Architects: studio urbanek
- Area : 59 m²
- Year : 2021
Photographs :David Schreyer
Lead Architects : Katharina Urbanek
- City : Vienna
- Country : Austria
Text description provided by the architects. Adapting and extending an existing row-house, the project is situated on the slopes of the Viennese Woods in the West of Vienna. The particularity of this project lies in its context: The existing house consists of the simplest possible structure, but at the same time it is also a historic monument.
Heuberg was one of the first neighbourhoods built by the Viennese Settlers Movement, which began after WWI as a self-organized action of many poor, homeless, and unemployed people who took land to be able to survive.

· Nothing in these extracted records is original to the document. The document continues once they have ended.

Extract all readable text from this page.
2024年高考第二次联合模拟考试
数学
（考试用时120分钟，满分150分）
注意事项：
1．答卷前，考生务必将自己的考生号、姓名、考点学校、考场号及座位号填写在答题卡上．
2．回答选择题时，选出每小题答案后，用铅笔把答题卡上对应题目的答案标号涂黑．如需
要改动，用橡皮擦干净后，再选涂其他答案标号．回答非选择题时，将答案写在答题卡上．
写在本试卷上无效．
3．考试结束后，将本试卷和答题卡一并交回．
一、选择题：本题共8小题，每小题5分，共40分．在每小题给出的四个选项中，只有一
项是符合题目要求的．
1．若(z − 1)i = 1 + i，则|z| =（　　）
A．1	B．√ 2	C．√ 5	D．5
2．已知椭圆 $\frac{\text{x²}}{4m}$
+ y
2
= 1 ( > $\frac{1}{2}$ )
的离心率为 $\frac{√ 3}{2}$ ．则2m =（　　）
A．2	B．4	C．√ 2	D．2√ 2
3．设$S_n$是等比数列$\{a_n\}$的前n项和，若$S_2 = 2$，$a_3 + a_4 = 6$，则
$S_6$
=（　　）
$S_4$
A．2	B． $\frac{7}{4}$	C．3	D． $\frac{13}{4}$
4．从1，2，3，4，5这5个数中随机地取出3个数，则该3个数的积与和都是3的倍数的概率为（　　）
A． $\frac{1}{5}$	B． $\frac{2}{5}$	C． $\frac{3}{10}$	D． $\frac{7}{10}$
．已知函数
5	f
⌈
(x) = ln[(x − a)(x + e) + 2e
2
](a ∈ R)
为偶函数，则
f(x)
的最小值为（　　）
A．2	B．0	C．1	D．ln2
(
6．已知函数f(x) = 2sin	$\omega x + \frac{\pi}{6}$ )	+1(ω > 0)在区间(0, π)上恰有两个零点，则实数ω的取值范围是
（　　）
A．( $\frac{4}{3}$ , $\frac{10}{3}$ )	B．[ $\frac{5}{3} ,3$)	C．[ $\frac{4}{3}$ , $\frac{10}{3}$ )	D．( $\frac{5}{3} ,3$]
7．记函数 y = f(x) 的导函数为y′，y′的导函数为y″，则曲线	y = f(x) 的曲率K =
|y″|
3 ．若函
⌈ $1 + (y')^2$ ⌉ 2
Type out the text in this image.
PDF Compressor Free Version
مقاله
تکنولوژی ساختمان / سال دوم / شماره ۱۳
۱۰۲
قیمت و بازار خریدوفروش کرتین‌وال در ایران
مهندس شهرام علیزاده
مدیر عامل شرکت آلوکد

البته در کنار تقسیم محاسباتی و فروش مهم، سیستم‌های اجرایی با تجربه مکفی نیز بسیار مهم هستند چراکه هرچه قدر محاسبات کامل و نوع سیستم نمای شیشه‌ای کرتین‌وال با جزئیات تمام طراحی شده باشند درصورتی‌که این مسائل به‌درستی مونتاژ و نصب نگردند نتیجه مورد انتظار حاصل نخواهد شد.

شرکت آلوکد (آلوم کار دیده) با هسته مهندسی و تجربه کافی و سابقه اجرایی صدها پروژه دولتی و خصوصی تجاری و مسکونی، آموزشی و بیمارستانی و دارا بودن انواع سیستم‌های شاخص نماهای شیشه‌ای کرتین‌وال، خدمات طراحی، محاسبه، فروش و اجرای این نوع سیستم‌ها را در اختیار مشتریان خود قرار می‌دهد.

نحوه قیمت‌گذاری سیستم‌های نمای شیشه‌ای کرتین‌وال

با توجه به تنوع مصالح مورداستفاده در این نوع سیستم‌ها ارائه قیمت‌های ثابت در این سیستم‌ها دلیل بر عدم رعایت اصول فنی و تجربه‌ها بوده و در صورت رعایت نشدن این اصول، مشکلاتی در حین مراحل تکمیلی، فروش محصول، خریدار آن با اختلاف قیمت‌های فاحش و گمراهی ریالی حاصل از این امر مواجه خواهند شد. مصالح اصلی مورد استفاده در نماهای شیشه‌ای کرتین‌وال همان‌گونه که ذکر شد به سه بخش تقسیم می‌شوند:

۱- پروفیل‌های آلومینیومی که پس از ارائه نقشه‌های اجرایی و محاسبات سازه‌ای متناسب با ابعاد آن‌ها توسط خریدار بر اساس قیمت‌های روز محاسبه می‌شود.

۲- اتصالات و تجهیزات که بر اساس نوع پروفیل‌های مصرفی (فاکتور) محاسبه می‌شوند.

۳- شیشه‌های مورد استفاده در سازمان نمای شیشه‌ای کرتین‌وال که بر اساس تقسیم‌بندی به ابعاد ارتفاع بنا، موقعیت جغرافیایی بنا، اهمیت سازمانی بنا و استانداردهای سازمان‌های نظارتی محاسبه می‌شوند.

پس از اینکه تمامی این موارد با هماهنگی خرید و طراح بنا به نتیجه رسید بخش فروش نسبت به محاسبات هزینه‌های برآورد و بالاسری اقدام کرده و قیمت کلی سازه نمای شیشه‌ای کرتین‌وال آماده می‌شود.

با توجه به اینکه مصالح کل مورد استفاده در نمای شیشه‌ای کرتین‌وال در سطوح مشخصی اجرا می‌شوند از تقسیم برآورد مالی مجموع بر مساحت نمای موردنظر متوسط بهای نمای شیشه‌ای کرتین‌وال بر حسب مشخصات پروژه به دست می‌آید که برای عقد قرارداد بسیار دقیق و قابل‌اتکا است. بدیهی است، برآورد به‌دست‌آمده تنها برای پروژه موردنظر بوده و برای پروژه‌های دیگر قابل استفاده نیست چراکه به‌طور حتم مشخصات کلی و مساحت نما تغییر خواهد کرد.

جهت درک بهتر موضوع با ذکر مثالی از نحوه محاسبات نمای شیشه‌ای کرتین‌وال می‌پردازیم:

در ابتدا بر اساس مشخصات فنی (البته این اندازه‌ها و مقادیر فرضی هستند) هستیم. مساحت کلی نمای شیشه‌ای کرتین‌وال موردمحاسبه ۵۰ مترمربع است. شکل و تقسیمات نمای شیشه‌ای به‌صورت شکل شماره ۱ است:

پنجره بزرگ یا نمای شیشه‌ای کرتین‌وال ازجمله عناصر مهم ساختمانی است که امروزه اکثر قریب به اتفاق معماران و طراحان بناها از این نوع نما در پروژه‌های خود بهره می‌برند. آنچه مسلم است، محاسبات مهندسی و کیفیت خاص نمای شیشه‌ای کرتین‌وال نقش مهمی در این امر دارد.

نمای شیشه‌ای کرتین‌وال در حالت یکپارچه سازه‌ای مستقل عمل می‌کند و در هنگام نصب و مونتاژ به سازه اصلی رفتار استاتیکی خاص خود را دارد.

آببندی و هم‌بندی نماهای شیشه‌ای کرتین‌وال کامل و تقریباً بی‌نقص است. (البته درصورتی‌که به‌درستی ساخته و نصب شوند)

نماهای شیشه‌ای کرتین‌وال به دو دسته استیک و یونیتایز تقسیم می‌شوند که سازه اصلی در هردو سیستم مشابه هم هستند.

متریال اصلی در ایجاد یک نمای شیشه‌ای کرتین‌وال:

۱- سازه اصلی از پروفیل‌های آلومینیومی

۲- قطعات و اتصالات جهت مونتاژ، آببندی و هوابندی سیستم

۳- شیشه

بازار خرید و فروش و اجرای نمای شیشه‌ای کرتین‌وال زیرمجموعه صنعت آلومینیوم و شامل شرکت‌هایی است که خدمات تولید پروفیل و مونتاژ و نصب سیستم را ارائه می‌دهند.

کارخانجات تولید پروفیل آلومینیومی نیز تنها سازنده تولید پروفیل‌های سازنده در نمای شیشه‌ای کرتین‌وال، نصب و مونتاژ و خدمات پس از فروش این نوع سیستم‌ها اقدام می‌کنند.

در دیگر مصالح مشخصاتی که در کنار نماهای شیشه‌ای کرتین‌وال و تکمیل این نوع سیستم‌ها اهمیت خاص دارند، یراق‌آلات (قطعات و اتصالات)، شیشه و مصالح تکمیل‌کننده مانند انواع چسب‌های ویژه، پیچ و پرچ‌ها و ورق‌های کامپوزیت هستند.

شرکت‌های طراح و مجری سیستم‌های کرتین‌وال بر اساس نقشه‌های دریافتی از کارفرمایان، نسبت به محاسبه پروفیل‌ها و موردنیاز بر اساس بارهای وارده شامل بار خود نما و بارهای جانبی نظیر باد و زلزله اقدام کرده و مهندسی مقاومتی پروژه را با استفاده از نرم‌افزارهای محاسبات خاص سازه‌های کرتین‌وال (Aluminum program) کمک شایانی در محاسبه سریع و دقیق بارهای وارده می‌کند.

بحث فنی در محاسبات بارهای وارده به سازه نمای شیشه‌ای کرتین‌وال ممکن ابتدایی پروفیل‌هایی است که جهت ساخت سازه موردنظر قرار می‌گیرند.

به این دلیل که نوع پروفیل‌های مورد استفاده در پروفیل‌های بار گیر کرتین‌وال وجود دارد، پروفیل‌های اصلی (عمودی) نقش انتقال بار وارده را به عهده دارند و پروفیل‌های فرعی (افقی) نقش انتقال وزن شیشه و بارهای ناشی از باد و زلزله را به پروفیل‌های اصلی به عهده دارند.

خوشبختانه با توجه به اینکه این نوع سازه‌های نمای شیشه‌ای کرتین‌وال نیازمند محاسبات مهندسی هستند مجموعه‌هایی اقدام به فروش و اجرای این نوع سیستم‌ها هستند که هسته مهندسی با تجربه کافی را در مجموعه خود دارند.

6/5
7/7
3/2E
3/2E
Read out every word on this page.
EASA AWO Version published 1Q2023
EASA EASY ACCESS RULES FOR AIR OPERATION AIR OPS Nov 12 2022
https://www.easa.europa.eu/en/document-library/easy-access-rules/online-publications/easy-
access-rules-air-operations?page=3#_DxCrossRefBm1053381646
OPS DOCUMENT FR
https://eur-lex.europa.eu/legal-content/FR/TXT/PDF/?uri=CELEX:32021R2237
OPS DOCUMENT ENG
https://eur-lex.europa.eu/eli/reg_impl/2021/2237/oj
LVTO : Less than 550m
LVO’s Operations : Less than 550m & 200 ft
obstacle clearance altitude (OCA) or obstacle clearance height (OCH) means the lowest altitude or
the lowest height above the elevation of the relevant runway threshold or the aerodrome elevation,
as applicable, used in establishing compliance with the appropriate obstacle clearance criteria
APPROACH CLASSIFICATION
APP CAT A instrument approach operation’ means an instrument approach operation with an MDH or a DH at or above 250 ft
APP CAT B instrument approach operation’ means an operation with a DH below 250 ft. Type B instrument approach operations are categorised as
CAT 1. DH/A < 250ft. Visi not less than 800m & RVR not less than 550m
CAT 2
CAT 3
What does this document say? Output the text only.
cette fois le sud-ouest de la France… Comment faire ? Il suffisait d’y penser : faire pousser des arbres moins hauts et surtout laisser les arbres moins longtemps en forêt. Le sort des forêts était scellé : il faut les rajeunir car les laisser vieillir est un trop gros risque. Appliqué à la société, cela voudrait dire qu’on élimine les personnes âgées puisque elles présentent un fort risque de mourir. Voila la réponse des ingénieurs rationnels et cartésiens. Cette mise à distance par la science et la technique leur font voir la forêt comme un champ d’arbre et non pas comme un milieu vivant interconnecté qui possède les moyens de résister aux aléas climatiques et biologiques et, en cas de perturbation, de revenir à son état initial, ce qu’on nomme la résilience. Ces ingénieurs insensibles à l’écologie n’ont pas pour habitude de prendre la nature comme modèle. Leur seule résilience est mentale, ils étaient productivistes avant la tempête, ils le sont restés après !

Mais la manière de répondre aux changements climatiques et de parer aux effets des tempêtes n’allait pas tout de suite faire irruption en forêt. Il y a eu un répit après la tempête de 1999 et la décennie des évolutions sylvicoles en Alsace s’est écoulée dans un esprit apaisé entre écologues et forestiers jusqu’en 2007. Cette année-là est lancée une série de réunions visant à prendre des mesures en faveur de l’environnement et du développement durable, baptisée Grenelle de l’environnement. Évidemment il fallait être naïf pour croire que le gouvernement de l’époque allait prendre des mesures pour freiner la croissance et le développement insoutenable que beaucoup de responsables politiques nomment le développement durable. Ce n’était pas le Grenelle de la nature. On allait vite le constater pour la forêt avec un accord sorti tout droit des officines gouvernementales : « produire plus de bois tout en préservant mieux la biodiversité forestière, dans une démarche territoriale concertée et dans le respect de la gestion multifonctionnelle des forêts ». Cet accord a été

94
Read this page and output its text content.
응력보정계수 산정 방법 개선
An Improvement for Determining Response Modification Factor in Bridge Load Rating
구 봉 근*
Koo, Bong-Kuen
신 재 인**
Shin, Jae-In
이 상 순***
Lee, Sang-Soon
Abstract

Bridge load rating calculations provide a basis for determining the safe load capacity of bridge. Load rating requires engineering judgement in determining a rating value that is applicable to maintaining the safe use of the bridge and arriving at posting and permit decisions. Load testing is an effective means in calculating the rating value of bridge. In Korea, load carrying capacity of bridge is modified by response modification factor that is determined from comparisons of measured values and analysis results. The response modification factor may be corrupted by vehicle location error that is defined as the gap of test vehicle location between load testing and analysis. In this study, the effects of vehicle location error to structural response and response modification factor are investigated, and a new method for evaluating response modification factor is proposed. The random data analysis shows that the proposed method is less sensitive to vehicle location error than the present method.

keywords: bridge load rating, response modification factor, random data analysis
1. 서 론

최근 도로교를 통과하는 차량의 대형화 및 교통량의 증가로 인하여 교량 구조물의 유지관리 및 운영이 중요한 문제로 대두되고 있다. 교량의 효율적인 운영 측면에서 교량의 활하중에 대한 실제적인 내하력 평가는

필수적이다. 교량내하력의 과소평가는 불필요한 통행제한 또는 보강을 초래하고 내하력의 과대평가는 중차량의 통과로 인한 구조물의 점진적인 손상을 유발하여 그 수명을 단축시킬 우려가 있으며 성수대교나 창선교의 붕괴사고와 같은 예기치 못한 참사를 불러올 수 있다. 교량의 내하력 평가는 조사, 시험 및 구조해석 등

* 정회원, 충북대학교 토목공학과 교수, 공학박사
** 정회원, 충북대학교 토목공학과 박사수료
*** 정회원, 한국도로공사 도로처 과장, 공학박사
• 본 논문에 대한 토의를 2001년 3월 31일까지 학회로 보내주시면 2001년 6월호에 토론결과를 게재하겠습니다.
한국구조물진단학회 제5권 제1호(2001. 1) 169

In the1920s this movement was supported and formalized by Vienna´s social-democratic government. The master plan of Heuberg was laid out by Adolf Loos, who had become the head of the settlement department, with Margarete Schütte-Lihotzky being his collaborator. Besides planning some house types themselves, they also invited a number of other architects to contribute their designs.
The houses were built with the help of the future residents - who had to do 3000 working hours each - and they consisted of an extremely simple and economical construction. Cavity walls, open wooden ceilings and low room heights allowed for the least material usage and execution by unskilled workers. All houses had a long and narrow garden at their back, where the settlers could grow their vegetables and fruits.
During the last 100 years most of the houses, which are still owned by the cooperative of residents, have been individually adapted and extended towards the garden. Also Heuberghaus, which is positioned centrally in a row, has undergone several interior alterations - that reflect for example the changing role of the garden - while externally it has kept its outlines. Just a few years ago, the heritage-protected street side façade of the whole row has undergone thermal rehabilitation.
Continuing the history of changes and adaptations, the 70m² house, which is still inhabited by the same family, was internally re-organized and extended at the garden side by a two-story annex. The private rooms are now situated on the introverted ground floor, while the first floor opens up for generous living with wide views and a lot of light. A new linear space connects the front and back side of the house on both levels, provides access from and to the street, the backyard and the garden and offers views through the house. The floor plans are defined by only a few fixed components and allow for circular movement on both levels. Several movable elements on the ground floor provide for a fluent interpretation of space and differentiated grades of privacy.
The architectural interventions reflect the basic materiality of the settlers´ house with the intention to show what this building actually is: The former exterior wall became an interior wall and its economic “rat-trap” brick bond, arranged by the settlers, was made visible. The - at that time highly innovative - pre-fabricated wood-concrete elements of the flat roof were exposed and painted white. Similarly comprehensive materials were added: sand-lime brick masonry, wood-beamed ceilings and plywood walls. The colors of the materials were supplemented by elements in grey-green and light yellow.